Here are the departments that had the biggest upward "jumps" in the overall rankings in the U.S.:
University of Southern California has jumped from #17 in the 2008-09 survey to #11, in a three-way tie with Columbia and UCLA. This is partly attributable to the recent lateral additions of two distinguished philosophers from Oxford (Uzquiano and Wedgwood) as well as Robin Jeshion from UC Riverside, but surely also to the increasing prominence of their excellent young ethics/metaethics group (Stephen Finlay, Jacob Ross, Mark Schroeder).
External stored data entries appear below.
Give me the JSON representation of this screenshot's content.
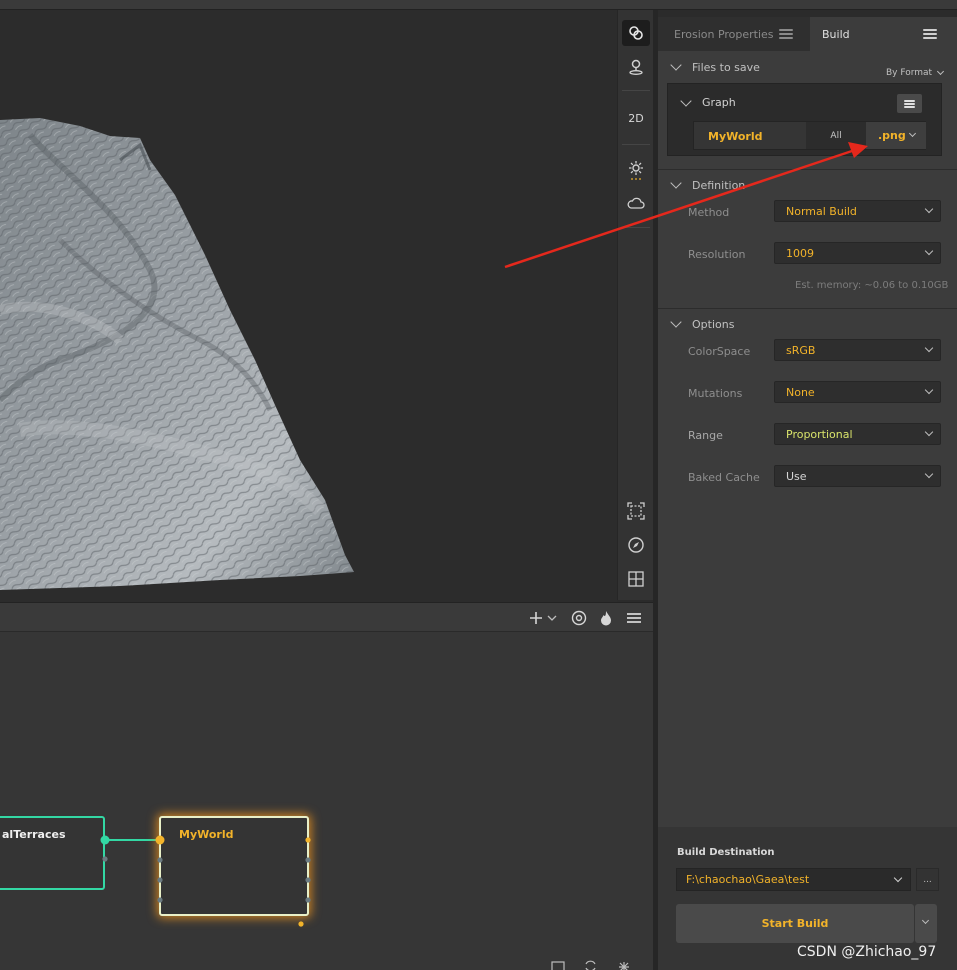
{
  "panel": {
    "tabs": [
      {
        "label": "Erosion Properties",
        "active": false
      },
      {
        "label": "Build",
        "active": true
      }
    ],
    "files_to_save": {
      "title": "Files to save",
      "group_by": "By Format",
      "graph_title": "Graph",
      "row": {
        "name": "MyWorld",
        "scope": "All",
        "format": ".png"
      }
    },
    "definition": {
      "title": "Definition",
      "method_label": "Method",
      "method_value": "Normal Build",
      "resolution_label": "Resolution",
      "resolution_value": "1009",
      "memory_text": "Est. memory: ~0.06 to 0.10GB"
    },
    "options": {
      "title": "Options",
      "colorspace_label": "ColorSpace",
      "colorspace_value": "sRGB",
      "mutations_label": "Mutations",
      "mutations_value": "None",
      "range_label": "Range",
      "range_value": "Proportional",
      "baked_label": "Baked Cache",
      "baked_value": "Use"
    },
    "build_destination": {
      "label": "Build Destination",
      "path": "F:\\chaochao\\Gaea\\test",
      "browse": "...",
      "start_label": "Start Build"
    }
  },
  "viewport_toolbar": {
    "mode_2d_label": "2D",
    "icons": [
      "link-icon",
      "pin-icon",
      "sun-icon",
      "cloud-icon",
      "frame-icon",
      "compass-icon",
      "grid-icon"
    ]
  },
  "graph_toolbar": {
    "icons": [
      "plus-icon",
      "chevron-down-icon",
      "at-icon",
      "flame-icon",
      "menu-icon"
    ]
  },
  "graph": {
    "nodes": [
      {
        "title": "alTerraces"
      },
      {
        "title": "MyWorld"
      }
    ]
  },
  "watermark": "CSDN @Zhichao_97",
  "colors": {
    "accent_yellow": "#f2b32a",
    "node_green": "#33d8a4",
    "arrow_red": "#e5281c"
  }
}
And USC has also had two distinguished senior faculty elected to the American Academy since the last survey: James Higginbotham and Scott Soames.
Northwestern University has jumped from #41 in the 2008-09 survey to #31 this year, in a multi-way tie with several other departments. They had a major senior appointment with Michael Glanzberg from UC Davis, but also have several younger faculty whose stars have been rising, including Fabrizio Cariani (philosophy of language) (appointed since the last survey), Jennifer Lackey (epistemology), and Rachel Zuckert (Kant, 19th-century Continental).
Many other U.S. departments had smaller, but still noticeable, improvements in their overall rank.
In the UK, the really big mover was the University of Leeds, which went from #12 to #6, in a tie with Birkbeck. This seems to be a case of a traditionally strong department making high-quality appointments of younger philosophers whose reputations are steadily rising.
In Canada, the most notable change was that there is now a three-way tie for #2 among McGill, British Columbia, and Western Ontario (Toronto remains #1 by a wide margin).
In Australasia, Melbourne made a big recovery, now solidly in the top five once again, tied with Monash.
More previews of the results over the next few weeks. Many thanks to the hundreds of philosophers whose conscientious efforts have made the latest PGR possible.